The US dollar poised to be stronger for longer


As interest rate cuts by the US Federal Reserve draw closer, some analysts expect that Asian currencies, which have been chronically weak against the US dollar over the past three years, will at last turn around. From the start of 2021 to the end of March 2024, every Asian currency, bar none, has depreciated against the greenback.

The Singapore dollar has been the best performer, weakening by only about 1.5 per cent.

At the other extreme, the Japanese yen has fallen by a whopping 32 per cent.
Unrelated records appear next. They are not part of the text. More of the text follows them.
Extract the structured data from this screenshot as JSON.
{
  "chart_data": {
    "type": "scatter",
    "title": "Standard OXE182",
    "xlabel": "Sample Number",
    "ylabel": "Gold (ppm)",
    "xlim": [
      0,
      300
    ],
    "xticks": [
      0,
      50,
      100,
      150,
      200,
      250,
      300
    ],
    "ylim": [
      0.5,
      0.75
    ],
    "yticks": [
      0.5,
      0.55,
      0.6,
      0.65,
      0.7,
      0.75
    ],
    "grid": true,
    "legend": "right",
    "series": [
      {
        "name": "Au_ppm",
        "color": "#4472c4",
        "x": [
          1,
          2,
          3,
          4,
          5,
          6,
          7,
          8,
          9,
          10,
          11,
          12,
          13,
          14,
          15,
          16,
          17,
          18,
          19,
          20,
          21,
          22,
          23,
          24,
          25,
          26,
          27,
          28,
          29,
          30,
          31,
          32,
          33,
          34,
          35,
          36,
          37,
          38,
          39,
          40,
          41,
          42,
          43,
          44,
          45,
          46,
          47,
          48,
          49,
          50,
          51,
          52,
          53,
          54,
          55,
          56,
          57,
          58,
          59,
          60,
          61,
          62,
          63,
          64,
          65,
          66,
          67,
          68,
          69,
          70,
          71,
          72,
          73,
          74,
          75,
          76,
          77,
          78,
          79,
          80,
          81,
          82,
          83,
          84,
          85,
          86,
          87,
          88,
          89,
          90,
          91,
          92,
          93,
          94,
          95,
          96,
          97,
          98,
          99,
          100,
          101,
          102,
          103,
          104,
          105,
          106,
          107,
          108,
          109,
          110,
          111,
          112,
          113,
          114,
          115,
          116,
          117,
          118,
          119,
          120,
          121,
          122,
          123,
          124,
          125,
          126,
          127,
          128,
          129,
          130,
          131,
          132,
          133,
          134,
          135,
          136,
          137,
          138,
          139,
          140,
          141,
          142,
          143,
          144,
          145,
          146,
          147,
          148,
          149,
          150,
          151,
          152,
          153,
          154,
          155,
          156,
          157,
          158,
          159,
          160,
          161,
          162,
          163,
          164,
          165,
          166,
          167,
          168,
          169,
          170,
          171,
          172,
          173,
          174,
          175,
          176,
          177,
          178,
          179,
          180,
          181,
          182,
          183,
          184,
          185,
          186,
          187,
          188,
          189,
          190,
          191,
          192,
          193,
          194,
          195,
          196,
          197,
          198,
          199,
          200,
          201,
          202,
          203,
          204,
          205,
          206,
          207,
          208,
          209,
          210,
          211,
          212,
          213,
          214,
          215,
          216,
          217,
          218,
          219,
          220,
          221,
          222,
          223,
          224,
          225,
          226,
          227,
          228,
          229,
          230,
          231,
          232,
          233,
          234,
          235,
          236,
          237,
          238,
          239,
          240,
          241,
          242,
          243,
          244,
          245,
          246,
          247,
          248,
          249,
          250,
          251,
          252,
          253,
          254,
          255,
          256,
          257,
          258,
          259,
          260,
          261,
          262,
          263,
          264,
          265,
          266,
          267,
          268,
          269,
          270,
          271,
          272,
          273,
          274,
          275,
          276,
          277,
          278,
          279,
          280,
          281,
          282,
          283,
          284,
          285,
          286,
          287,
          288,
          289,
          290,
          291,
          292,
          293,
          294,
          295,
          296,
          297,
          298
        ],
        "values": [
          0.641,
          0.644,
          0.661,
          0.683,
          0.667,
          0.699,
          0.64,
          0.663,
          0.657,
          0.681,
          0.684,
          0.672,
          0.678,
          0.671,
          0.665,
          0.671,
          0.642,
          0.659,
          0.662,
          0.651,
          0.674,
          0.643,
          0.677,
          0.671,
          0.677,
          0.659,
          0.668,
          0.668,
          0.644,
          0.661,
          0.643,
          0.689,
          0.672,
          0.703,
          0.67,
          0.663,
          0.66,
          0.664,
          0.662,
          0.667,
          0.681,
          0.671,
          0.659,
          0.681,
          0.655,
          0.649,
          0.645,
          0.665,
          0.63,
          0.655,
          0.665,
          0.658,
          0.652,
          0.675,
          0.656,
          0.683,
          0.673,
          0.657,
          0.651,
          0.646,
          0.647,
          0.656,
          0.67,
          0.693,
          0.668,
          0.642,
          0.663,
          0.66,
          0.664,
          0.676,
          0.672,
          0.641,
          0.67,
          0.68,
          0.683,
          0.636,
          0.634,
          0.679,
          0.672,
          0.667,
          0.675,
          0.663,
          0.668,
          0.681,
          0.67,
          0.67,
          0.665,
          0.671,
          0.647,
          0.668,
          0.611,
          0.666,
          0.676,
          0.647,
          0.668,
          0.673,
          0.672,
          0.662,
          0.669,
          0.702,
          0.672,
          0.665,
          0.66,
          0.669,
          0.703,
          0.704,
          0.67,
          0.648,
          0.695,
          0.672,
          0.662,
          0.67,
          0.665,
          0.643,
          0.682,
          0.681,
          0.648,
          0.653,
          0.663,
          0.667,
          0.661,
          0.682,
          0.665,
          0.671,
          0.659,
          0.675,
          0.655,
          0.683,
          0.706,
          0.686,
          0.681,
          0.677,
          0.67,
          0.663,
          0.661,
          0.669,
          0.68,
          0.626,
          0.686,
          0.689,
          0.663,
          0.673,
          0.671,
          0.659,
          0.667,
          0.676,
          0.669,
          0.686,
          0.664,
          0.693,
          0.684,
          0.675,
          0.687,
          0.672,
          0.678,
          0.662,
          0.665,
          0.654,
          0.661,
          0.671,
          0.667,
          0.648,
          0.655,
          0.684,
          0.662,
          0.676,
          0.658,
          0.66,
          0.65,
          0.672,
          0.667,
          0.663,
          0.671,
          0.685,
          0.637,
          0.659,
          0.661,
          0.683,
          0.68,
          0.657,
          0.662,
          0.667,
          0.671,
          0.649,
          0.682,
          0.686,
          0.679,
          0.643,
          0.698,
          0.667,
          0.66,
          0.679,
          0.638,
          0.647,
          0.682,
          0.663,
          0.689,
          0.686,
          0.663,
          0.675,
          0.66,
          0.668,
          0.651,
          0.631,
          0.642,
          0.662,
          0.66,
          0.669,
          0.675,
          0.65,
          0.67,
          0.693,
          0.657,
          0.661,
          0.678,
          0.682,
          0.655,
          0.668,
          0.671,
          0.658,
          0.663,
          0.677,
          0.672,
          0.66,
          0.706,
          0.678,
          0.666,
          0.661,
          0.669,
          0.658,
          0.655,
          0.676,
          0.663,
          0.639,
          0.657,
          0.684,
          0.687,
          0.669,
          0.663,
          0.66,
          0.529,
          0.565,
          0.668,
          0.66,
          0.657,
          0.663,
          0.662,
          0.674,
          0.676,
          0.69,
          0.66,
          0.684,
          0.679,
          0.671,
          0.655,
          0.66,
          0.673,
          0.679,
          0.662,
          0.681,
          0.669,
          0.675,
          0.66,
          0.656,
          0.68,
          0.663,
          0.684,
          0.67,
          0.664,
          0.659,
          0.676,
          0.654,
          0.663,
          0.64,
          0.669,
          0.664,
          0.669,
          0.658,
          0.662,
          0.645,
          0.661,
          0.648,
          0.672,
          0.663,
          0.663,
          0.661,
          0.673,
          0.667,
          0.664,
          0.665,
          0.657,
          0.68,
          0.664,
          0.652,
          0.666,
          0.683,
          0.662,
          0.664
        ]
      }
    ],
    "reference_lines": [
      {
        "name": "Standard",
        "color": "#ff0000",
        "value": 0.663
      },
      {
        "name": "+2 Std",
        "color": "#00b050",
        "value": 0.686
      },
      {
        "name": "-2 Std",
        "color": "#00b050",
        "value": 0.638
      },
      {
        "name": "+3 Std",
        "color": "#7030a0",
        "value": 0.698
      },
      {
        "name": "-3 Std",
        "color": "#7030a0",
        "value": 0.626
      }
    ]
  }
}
The Korean won has dropped close to 20 per cent, the Thai baht by 18.2 per cent, the Malaysian ringgit by 15 per cent and the Chinese renminbi by 9.7 per cent.

The overvalued US dollar

By several metrics, the US dollar is overvalued. One yardstick is purchasing power parity (PPP), which measures what a standardised good, or basket of goods, costs in US dollar terms in different countries in order to assess the extent to which those countries’ currencies diverge from their “correct” values.

A widely followed metric is the “Big Mac Index” invented by The Economist magazine, which compares the average price of a McDonald’s Big Mac hamburger in different countries. Since it exists worldwide in a standard size, composition and quality, the relative price of a Big Mac is claimed to be a telling (though only partial) indicator of purchasing power – and therefore the under- or overvaluation of a currency.
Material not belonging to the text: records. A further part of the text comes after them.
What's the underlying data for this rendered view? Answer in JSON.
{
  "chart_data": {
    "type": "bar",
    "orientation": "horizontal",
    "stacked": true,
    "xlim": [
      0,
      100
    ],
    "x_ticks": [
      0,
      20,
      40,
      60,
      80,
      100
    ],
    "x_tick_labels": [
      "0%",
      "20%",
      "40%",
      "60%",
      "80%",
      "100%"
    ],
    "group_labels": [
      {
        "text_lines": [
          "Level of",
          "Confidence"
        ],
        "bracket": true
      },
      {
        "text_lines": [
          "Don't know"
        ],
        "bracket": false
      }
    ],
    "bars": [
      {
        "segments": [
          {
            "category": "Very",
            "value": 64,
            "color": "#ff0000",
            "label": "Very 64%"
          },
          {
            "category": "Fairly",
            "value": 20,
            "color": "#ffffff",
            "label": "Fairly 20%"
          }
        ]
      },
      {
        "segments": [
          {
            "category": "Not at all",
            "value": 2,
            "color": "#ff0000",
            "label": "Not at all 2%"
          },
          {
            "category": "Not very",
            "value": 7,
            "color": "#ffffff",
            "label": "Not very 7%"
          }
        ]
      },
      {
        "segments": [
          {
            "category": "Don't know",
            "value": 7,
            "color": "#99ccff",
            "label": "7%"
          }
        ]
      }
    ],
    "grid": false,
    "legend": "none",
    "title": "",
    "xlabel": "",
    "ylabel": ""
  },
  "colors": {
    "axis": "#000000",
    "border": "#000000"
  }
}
According to Statista, the average price of a Big Mac in Singapore in January was the equivalent of US$4.96 (S$6.70), whereas in the US, it was US$5.69. The price difference suggests that the US dollar was overvalued against the Singapore dollar by 14.7 per cent.

The same story holds for most currencies outside the euro area and Switzerland, where the Big Mac is most expensive in US dollar terms.
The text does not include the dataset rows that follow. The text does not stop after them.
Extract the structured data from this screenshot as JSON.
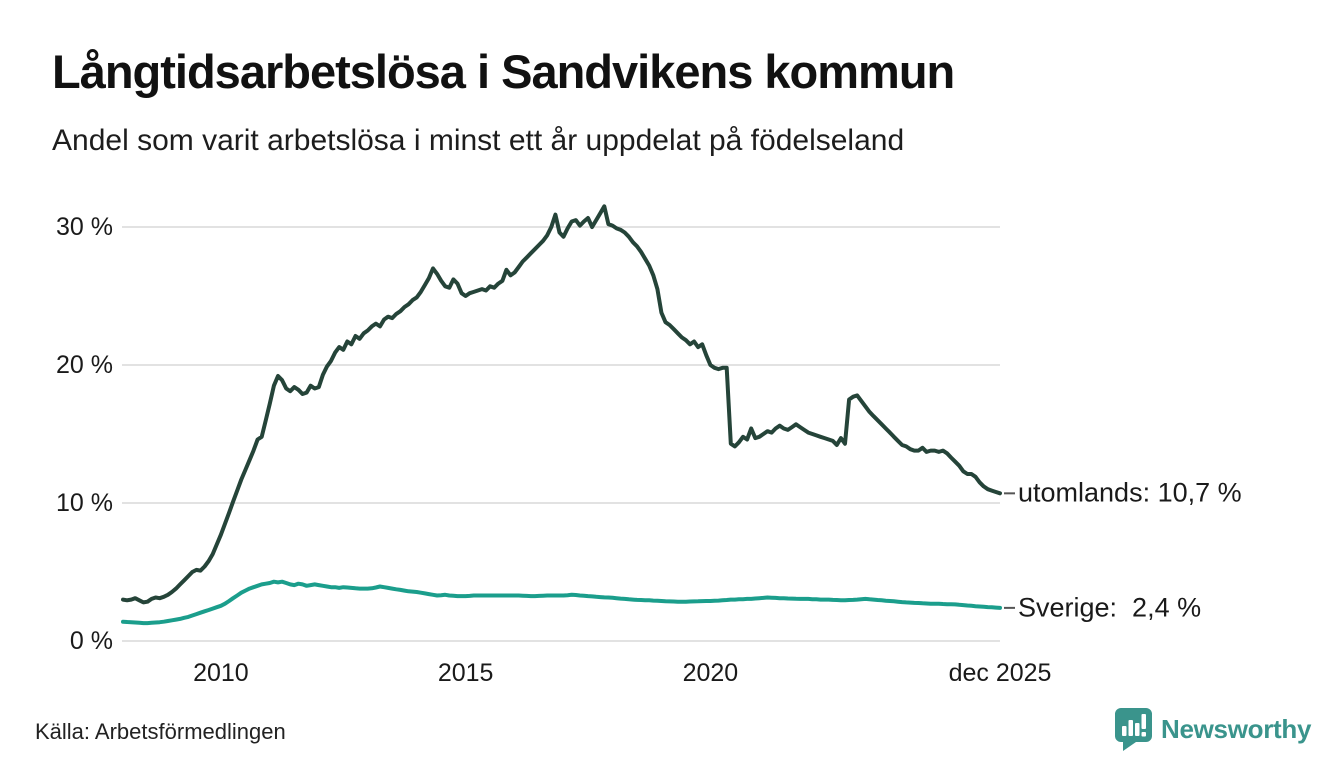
{
  "header": {
    "title": "Långtidsarbetslösa i Sandvikens kommun",
    "subtitle": "Andel som varit arbetslösa i minst ett år uppdelat på födelseland"
  },
  "source": {
    "label": "Källa: Arbetsförmedlingen"
  },
  "brand": {
    "name": "Newsworthy",
    "icon": "bar-chart-badge-icon",
    "color": "#3a948c"
  },
  "chart_data": {
    "type": "line",
    "title": "Långtidsarbetslösa i Sandvikens kommun",
    "subtitle": "Andel som varit arbetslösa i minst ett år uppdelat på födelseland",
    "x_unit": "monthly, decimal years",
    "x_start": 2008.0,
    "x_end_label": "dec 2025",
    "xlim": [
      2008.0,
      2025.9167
    ],
    "ylim": [
      0,
      33
    ],
    "grid": "horizontal-only",
    "y_ticks": [
      {
        "value": 0,
        "label": "0 %"
      },
      {
        "value": 10,
        "label": "10 %"
      },
      {
        "value": 20,
        "label": "20 %"
      },
      {
        "value": 30,
        "label": "30 %"
      }
    ],
    "x_ticks": [
      {
        "value": 2010,
        "label": "2010"
      },
      {
        "value": 2015,
        "label": "2015"
      },
      {
        "value": 2020,
        "label": "2020"
      },
      {
        "value": 2025.9167,
        "label": "dec 2025"
      }
    ],
    "colors": {
      "grid": "#e2e2e2",
      "tick_dash": "#555555",
      "text": "#1a1a1a"
    },
    "series": [
      {
        "name": "utomlands",
        "color": "#254439",
        "end_label": "utomlands: 10,7 %",
        "last_value_display": "10,7 %",
        "values": [
          3.0,
          2.95,
          3.0,
          3.1,
          2.95,
          2.8,
          2.85,
          3.05,
          3.15,
          3.1,
          3.2,
          3.35,
          3.55,
          3.8,
          4.1,
          4.4,
          4.7,
          5.0,
          5.15,
          5.1,
          5.4,
          5.8,
          6.3,
          7.0,
          7.7,
          8.5,
          9.3,
          10.1,
          10.9,
          11.7,
          12.4,
          13.1,
          13.8,
          14.6,
          14.8,
          16.0,
          17.2,
          18.5,
          19.2,
          18.9,
          18.3,
          18.1,
          18.4,
          18.2,
          17.9,
          18.0,
          18.5,
          18.3,
          18.4,
          19.3,
          19.9,
          20.3,
          20.9,
          21.3,
          21.1,
          21.7,
          21.5,
          22.1,
          21.9,
          22.3,
          22.5,
          22.8,
          23.0,
          22.8,
          23.3,
          23.5,
          23.4,
          23.7,
          23.9,
          24.2,
          24.4,
          24.7,
          24.9,
          25.3,
          25.8,
          26.3,
          27.0,
          26.6,
          26.1,
          25.7,
          25.6,
          26.2,
          25.9,
          25.2,
          25.0,
          25.2,
          25.3,
          25.4,
          25.5,
          25.4,
          25.7,
          25.6,
          25.9,
          26.1,
          26.9,
          26.5,
          26.7,
          27.1,
          27.5,
          27.8,
          28.1,
          28.4,
          28.7,
          29.0,
          29.4,
          30.0,
          30.9,
          29.6,
          29.3,
          29.9,
          30.4,
          30.5,
          30.1,
          30.4,
          30.65,
          30.0,
          30.5,
          31.0,
          31.5,
          30.2,
          30.1,
          29.9,
          29.8,
          29.6,
          29.3,
          28.9,
          28.6,
          28.2,
          27.7,
          27.2,
          26.5,
          25.5,
          23.8,
          23.1,
          22.9,
          22.6,
          22.3,
          22.0,
          21.8,
          21.5,
          21.7,
          21.3,
          21.5,
          20.7,
          20.0,
          19.8,
          19.7,
          19.8,
          19.8,
          14.3,
          14.1,
          14.4,
          14.8,
          14.6,
          15.4,
          14.7,
          14.8,
          15.0,
          15.2,
          15.1,
          15.4,
          15.6,
          15.4,
          15.3,
          15.5,
          15.7,
          15.5,
          15.3,
          15.1,
          15.0,
          14.9,
          14.8,
          14.7,
          14.6,
          14.5,
          14.2,
          14.7,
          14.3,
          17.5,
          17.7,
          17.8,
          17.4,
          17.0,
          16.6,
          16.3,
          16.0,
          15.7,
          15.4,
          15.1,
          14.8,
          14.5,
          14.2,
          14.1,
          13.9,
          13.8,
          13.8,
          14.0,
          13.7,
          13.8,
          13.8,
          13.7,
          13.8,
          13.6,
          13.3,
          13.0,
          12.7,
          12.3,
          12.1,
          12.1,
          11.9,
          11.5,
          11.2,
          11.0,
          10.9,
          10.8,
          10.7
        ]
      },
      {
        "name": "Sverige",
        "color": "#1b9e8c",
        "end_label": "Sverige:  2,4 %",
        "last_value_display": "2,4 %",
        "values": [
          1.4,
          1.38,
          1.36,
          1.34,
          1.32,
          1.3,
          1.3,
          1.32,
          1.34,
          1.36,
          1.4,
          1.45,
          1.5,
          1.55,
          1.6,
          1.68,
          1.75,
          1.85,
          1.95,
          2.05,
          2.15,
          2.25,
          2.35,
          2.45,
          2.55,
          2.7,
          2.9,
          3.1,
          3.3,
          3.5,
          3.65,
          3.8,
          3.9,
          4.0,
          4.1,
          4.15,
          4.2,
          4.3,
          4.25,
          4.3,
          4.2,
          4.1,
          4.05,
          4.15,
          4.1,
          4.0,
          4.05,
          4.1,
          4.05,
          4.0,
          3.95,
          3.9,
          3.9,
          3.85,
          3.9,
          3.88,
          3.85,
          3.82,
          3.8,
          3.8,
          3.8,
          3.82,
          3.88,
          3.95,
          3.9,
          3.85,
          3.8,
          3.75,
          3.7,
          3.65,
          3.6,
          3.58,
          3.55,
          3.5,
          3.45,
          3.4,
          3.35,
          3.3,
          3.32,
          3.35,
          3.3,
          3.28,
          3.25,
          3.25,
          3.25,
          3.27,
          3.3,
          3.3,
          3.3,
          3.3,
          3.3,
          3.3,
          3.3,
          3.3,
          3.3,
          3.3,
          3.3,
          3.3,
          3.28,
          3.27,
          3.25,
          3.25,
          3.27,
          3.28,
          3.3,
          3.3,
          3.3,
          3.3,
          3.3,
          3.32,
          3.35,
          3.33,
          3.3,
          3.28,
          3.25,
          3.23,
          3.2,
          3.18,
          3.16,
          3.15,
          3.13,
          3.1,
          3.07,
          3.05,
          3.02,
          3.0,
          2.98,
          2.97,
          2.96,
          2.95,
          2.93,
          2.92,
          2.9,
          2.88,
          2.87,
          2.86,
          2.85,
          2.85,
          2.85,
          2.86,
          2.87,
          2.88,
          2.89,
          2.9,
          2.9,
          2.92,
          2.93,
          2.95,
          2.97,
          3.0,
          3.0,
          3.02,
          3.03,
          3.05,
          3.05,
          3.08,
          3.1,
          3.12,
          3.15,
          3.14,
          3.12,
          3.1,
          3.1,
          3.08,
          3.07,
          3.06,
          3.05,
          3.05,
          3.05,
          3.03,
          3.02,
          3.0,
          3.0,
          3.0,
          2.98,
          2.97,
          2.96,
          2.95,
          2.97,
          2.98,
          3.0,
          3.03,
          3.05,
          3.02,
          3.0,
          2.97,
          2.95,
          2.92,
          2.9,
          2.88,
          2.85,
          2.82,
          2.8,
          2.78,
          2.76,
          2.75,
          2.73,
          2.72,
          2.7,
          2.7,
          2.7,
          2.68,
          2.67,
          2.66,
          2.65,
          2.62,
          2.6,
          2.57,
          2.55,
          2.52,
          2.5,
          2.48,
          2.46,
          2.44,
          2.42,
          2.4
        ]
      }
    ]
  }
}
The US dollar is also overvalued by other measures.

In a report on Feb 24, S&P Global reported that, by its calculations, the greenback was overvalued against all Asian emerging market currencies in January, by an average of 16 per cent, ranging from 1.7 per cent against the Chinese renminbi to 31 per cent against the Malaysian ringgit. It concluded that “there is significant scope for Asian emerging market currencies to climb in real terms against the US dollar”.

In the long run, this may be true. But just as stocks can be overvalued for prolonged spells, the same is true of currencies.

Moreover, there are several forces that influence currency valuations which can cause persistent divergences from their true PPP valuations. There is reason to believe that currently many of these forces favour the continued overvaluation of the US dollar, especially against Asian currencies.

Yield gaps favour the dollar

One factor is relative interest rates, which affect the yields that currencies offer.

Expectations that the US Federal Reserve will cut interest rates have been dramatically pared back since December. At that time, interest rate futures were pricing in as many as five 25 basis point rate cuts during 2024, beginning in March; an overall drop of 1.25 per cent.

But the inflation numbers, which were heading down, have recently gone in the opposite direction. The Fed’s favoured measure of inflation – personal consumption expenditure – perked up to an annual rate of 2.5 per cent in February, up slightly from January.

Shipping disruptions in the Red Sea, the Panama Canal and recently in Baltimore on the US East Coast have created new upside inflation risks.

So now, the Fed’s message, repeated by its chairman Jerome Powell on March 29, is that it is in no hurry to cut rates, which currently hover around 5.5 per cent. While a slim majority of the Fed’s rate-setting committee supports three rate cuts in 2024 – the same as markets expect – the number backing two cuts or fewer has risen since December.

Rate cut projections for 2025 and 2026 have also been scaled back. In short, the Fed’s pivot to rate cutting has been both delayed and toned down, which is positive for the US dollar.

Even interest rate cuts by the Fed do not necessarily mean the dollar will fall. There have been many instances where the dollar has risen despite rate cuts – most dramatically during the global financial crisis in 2008, when the Fed cut rates to near zero. The dollar benefits from safe-haven effects, which amid two hot wars in Ukraine and the Middle East are now very much in play.